Zuerst wird sicher geprüft, inwiefern das Netzwerkdurchsetungsgesetz europarechtswidrig ist, da nach Ansicht vieler Juristen einiges dafür spricht. Ansonsten deckt sich das leider mit der Lobby- und Öffentlichkeitstsrategie von Facebook. Nicht zu unrecht hat das Unternehmen letztes Jahr die verschlossene Auster von Netzwerk Recherche bekommen. Facebook agiert gerne versteckt. Das ist so einem Unternehmen, das vor allem mit Offenheit wirbt, etwas unwürdig.

Wenn Facebook nichts gegen das Gesetz unternimmt, dann vielleicht die Bürger. Werden Sie als Netzaktivist dabei sein?
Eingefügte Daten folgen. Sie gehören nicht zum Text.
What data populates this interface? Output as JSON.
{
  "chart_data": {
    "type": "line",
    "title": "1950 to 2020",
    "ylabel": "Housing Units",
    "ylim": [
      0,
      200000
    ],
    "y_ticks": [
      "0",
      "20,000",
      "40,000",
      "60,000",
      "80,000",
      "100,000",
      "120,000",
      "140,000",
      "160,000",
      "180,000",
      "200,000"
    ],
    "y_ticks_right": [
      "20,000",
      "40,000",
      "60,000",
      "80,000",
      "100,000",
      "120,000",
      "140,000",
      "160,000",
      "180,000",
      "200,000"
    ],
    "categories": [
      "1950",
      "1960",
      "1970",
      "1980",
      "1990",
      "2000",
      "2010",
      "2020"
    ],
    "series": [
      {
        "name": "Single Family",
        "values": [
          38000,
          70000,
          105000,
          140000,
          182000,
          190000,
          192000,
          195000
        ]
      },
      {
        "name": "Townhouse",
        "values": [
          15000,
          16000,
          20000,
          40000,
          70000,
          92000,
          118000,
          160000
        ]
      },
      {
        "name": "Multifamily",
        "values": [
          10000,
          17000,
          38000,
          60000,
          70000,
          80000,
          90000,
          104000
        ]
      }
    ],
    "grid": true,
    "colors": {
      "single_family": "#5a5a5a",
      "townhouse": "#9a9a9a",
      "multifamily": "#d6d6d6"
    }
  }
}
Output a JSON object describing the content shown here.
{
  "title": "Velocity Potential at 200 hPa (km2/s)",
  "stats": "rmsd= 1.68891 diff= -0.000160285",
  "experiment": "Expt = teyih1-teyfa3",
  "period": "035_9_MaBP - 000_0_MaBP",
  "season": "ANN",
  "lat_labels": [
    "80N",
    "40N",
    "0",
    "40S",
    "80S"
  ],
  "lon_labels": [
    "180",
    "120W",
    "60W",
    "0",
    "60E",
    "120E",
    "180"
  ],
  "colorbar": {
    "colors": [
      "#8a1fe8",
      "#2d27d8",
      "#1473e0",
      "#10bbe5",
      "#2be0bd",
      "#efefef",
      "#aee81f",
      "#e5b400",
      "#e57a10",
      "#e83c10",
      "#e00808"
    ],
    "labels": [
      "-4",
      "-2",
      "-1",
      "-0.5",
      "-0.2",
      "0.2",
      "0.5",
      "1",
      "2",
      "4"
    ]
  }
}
Ich halte Klagen gegen die Vorratsdatenspeicherung und vor allem gegen den gerade eingeführten Staatstrojaner für viel relevanter für unsere Demokratie und konzentriere mich lieber darauf. Ich habe aber auch nichts dagegen, dass unser Bundesverfassungsgericht darüber urteilt, ob dieser Weg einer Privatisierung der Rechtsdurchsetzung verfassungskonform ist.

Was geht Ihnen durch den Kopf, wenn Sie einen Tweet bzw. Bilder wie diese sehen:

Es ist leider die Realität, dass bei Gesetzen in der Regel nur die Fachpolitiker anwesend sind und abstimmen. Das ist zu einem Teil der Arbeitsteilung geschuldet, auf der anderen Seite dem Fraktionszwang. Ich würde mich freuen, wenn es mehr Gewissensentscheidungen wie bei der #ehefueralle ohne Fraktionszwang geben würde. Und dann bei allen Grundrechtsfragen unsere Abgeordnete ebenso motiviert dabei wären und vor allem anwesend.